As the Ice Leaves, Greenland Becomes Green

Kulusuk, Greenland
Puppies with sled dog mom in Kulusuk, Greenland

This summer I had the opportunity to travel to Greenland with the Earth Science department. We had an incredible trip and got to see a lot of ice. Climate change is readily apparent in the landscape and in speaking with the locals. One man local to the small settlement of Kulusuk told us that the dog sledding season used to last from September until June, now they usually can’t start until late October and are ending in early May, a drastic change for this culture. Even though the season is getting shorter, families still train dogs to sled. This picture shows a mom with two new born pups, there were also more in her litter under her belly.




Tidewater glacier near Kulusuk, Greenland
Tidewater glacier near Kulusuk, Greenland

One our first full day of hiking we were able to see a glacier that has been studied by some Danish scientists for many years, Mittivakkat Glacier. There is a great deal of scientific literature on the subject, some of which can be found here. We were only able to see one small tongue of the glacier shown in the photograph. For more information on this glacier see journal articles here.

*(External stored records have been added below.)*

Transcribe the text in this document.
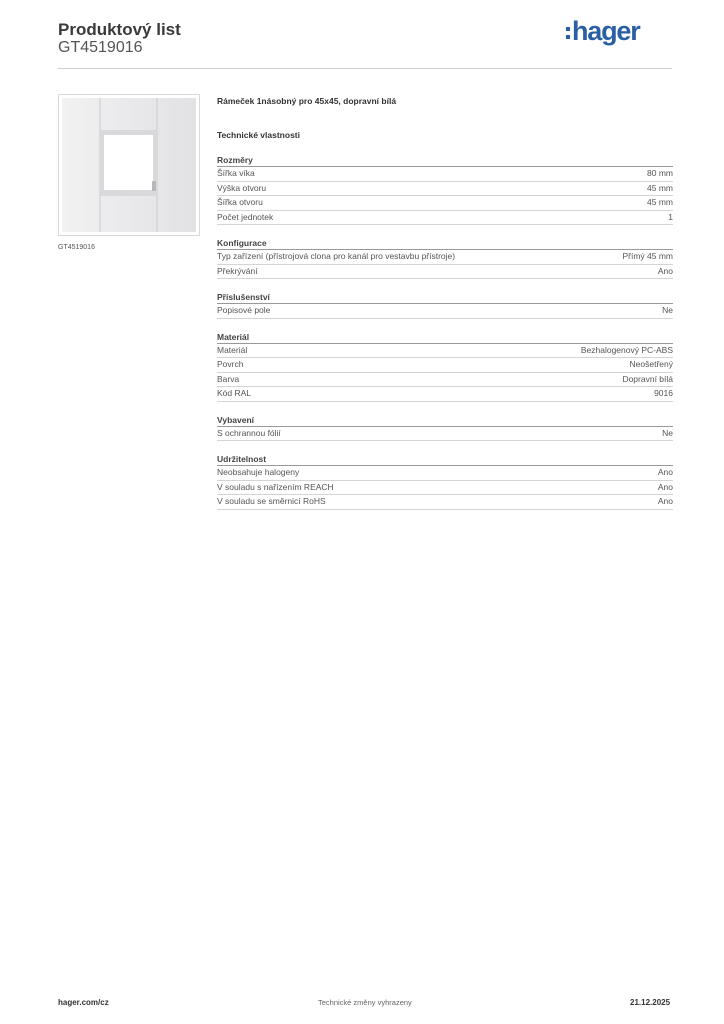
Produktový list
GT4519016
hager
GT4519016
Rámeček 1násobný pro 45x45, dopravní bílá
Technické vlastnosti
Rozměry
Šířka víka	80 mm
Výška otvoru	45 mm
Šířka otvoru	45 mm
Počet jednotek	1
Konfigurace
Typ zařízení (přístrojová clona pro kanál pro vestavbu přístroje)	Přímý 45 mm
Překrývání	Ano
Příslušenství
Popisové pole	Ne
Materiál
Materiál	Bezhalogenový PC-ABS
Povrch	Neošetřený
Barva	Dopravní bílá
Kód RAL	9016
Vybavení
S ochrannou fólií	Ne
Udržitelnost
Neobsahuje halogeny	Ano
V souladu s nařízením REACH	Ano
V souladu se směrnicí RoHS	Ano
hager.com/cz	Technické změny vyhrazeny	21.12.2025
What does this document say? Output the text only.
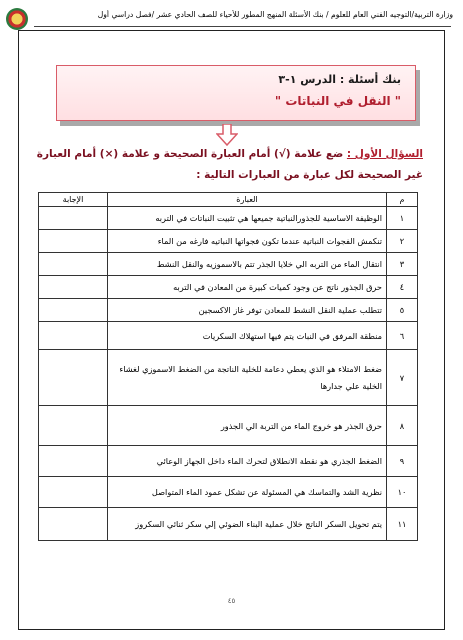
وزارة التربية/التوجيه الفني العام للعلوم / بنك الأسئلة المنهج المطور للأحياء للصف الحادي عشر /فصل دراسي أول
بنك أسئلة : الدرس ١-٣
" النقل في النباتات "
السؤال الأول : ضع علامة (√) أمام العبارة الصحيحة و علامة (×) أمام العبارة غير الصحيحة لكل عبارة من العبارات التالية :
م	العبارة	الإجابة
١	الوظيفة الاساسية للجذورالنباتية جميعها هي تثبيت النباتات في التربه	
٢	تنكمش الفجوات النباتية عندما تكون فجواتها النباتيه فارغه من الماء	
٣	انتقال الماء من التربه الي خلايا الجذر تتم بالاسموزيه والنقل النشط	
٤	حرق الجذور ناتج عن وجود كميات كبيرة من المعادن في التربه	
٥	تتطلب عملية النقل النشط للمعادن توفر غاز الاكسجين	
٦	منطقة المرفق في النبات يتم فيها استهلاك السكريات	
٧	ضغط الامتلاء هو الذي يعطي دعامة للخلية الناتجة من الضغط الاسموزي لغشاء الخلية علي جدارها	
٨	حرق الجذر هو خروج الماء من التربة الي الجذور	
٩	الضغط الجذري هو نقطة الانطلاق لتحرك الماء داخل الجهاز الوعائي	
١٠	نظرية الشد والتماسك هي المسئولة عن تشكل عمود الماء المتواصل	
١١	يتم تحويل السكر الناتج خلال عملية البناء الضوئي إلي سكر ثنائي السكروز	
٤٥
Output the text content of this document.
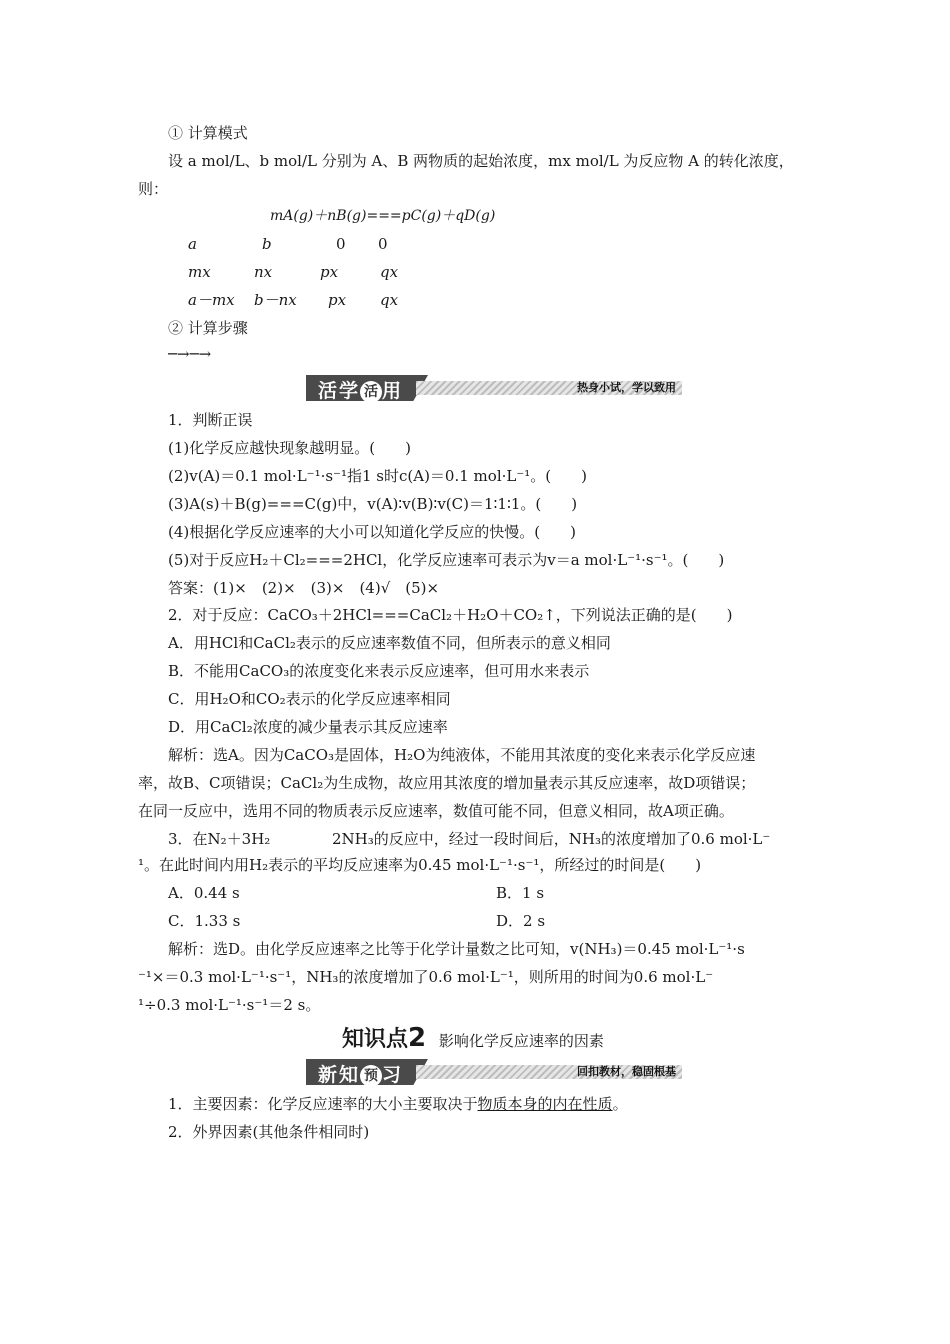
① 计算模式
设 a mol/L、b mol/L 分别为 A、B 两物质的起始浓度，mx mol/L 为反应物 A 的转化浓度，
则：
mA(g)＋nB(g)===pC(g)＋qD(g)
a	b	0 0
mx	nx	px	qx
a－mx b－nx px qx
② 计算步骤
─→─→
活学 活 用	热身小试，学以致用
1．判断正误
(1)化学反应越快现象越明显。(　　)
(2)v(A)＝0.1 mol·L⁻¹·s⁻¹指1 s时c(A)＝0.1 mol·L⁻¹。(　　)
(3)A(s)＋B(g)===C(g)中，v(A)∶v(B)∶v(C)＝1∶1∶1。(　　)
(4)根据化学反应速率的大小可以知道化学反应的快慢。(　　)
(5)对于反应H₂＋Cl₂===2HCl，化学反应速率可表示为v＝a mol·L⁻¹·s⁻¹。(　　)
答案：(1)×　(2)×　(3)×　(4)√　(5)×
2．对于反应：CaCO₃＋2HCl===CaCl₂＋H₂O＋CO₂↑，下列说法正确的是(　　)
A．用HCl和CaCl₂表示的反应速率数值不同，但所表示的意义相同
B．不能用CaCO₃的浓度变化来表示反应速率，但可用水来表示
C．用H₂O和CO₂表示的化学反应速率相同
D．用CaCl₂浓度的减少量表示其反应速率
解析：选A。因为CaCO₃是固体，H₂O为纯液体，不能用其浓度的变化来表示化学反应速
率，故B、C项错误；CaCl₂为生成物，故应用其浓度的增加量表示其反应速率，故D项错误；
在同一反应中，选用不同的物质表示反应速率，数值可能不同，但意义相同，故A项正确。
3．在N₂＋3H₂	2NH₃的反应中，经过一段时间后，NH₃的浓度增加了0.6 mol·L⁻
¹。在此时间内用H₂表示的平均反应速率为0.45 mol·L⁻¹·s⁻¹，所经过的时间是(　　)
A．0.44 s	B．1 s
C．1.33 s	D．2 s
解析：选D。由化学反应速率之比等于化学计量数之比可知，v(NH₃)＝0.45 mol·L⁻¹·s
⁻¹×＝0.3 mol·L⁻¹·s⁻¹，NH₃的浓度增加了0.6 mol·L⁻¹，则所用的时间为0.6 mol·L⁻
¹÷0.3 mol·L⁻¹·s⁻¹＝2 s。
知识点2 影响化学反应速率的因素
新知 预 习	回扣教材，稳固根基
1．主要因素：化学反应速率的大小主要取决于物质本身的内在性质。
2．外界因素(其他条件相同时)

Apusiaajik Tidewater Glacier near Kulusk, Greenland
Apusiaajik Tidewater Glacier near Kulusk, Greenland


The most striking glacial feature we saw was an incredible tide water glacier, about 30 minutes from Kulusuk by boat. The Apusiaajik Glacier is retreating. While there is currently no scientific literature on the glacier, locals say that it is just in the past 5 years that the rock in the middle of the photograph above has become exposed. This is consistent with other glacial observation in the region that many “tide water glaciers” no longer reach the ocean.

All photographs taken by Will Kochtitzky, August 2014

2 Replies to “As the Ice Leaves, Greenland Becomes Green”

  1. Its amazing how drastically climate change is affecting settlements in the arctic. I’m interested whether you have more on what the people living in Greenland had to say concerning climate change, and how it has affected them. Its really interesting and powerful to hear what the people living in highly vulnerable places have to say about climate change.

  2. Yeah Joe, it is really nice to hear directly from people how climate change is already affecting them. I have another good story about farmers in Bolivia, they are finding it increasingly difficult to preserve their potato crops. I will try and do a blog post about that sometime as well. Do you have any such stories that would be good to share?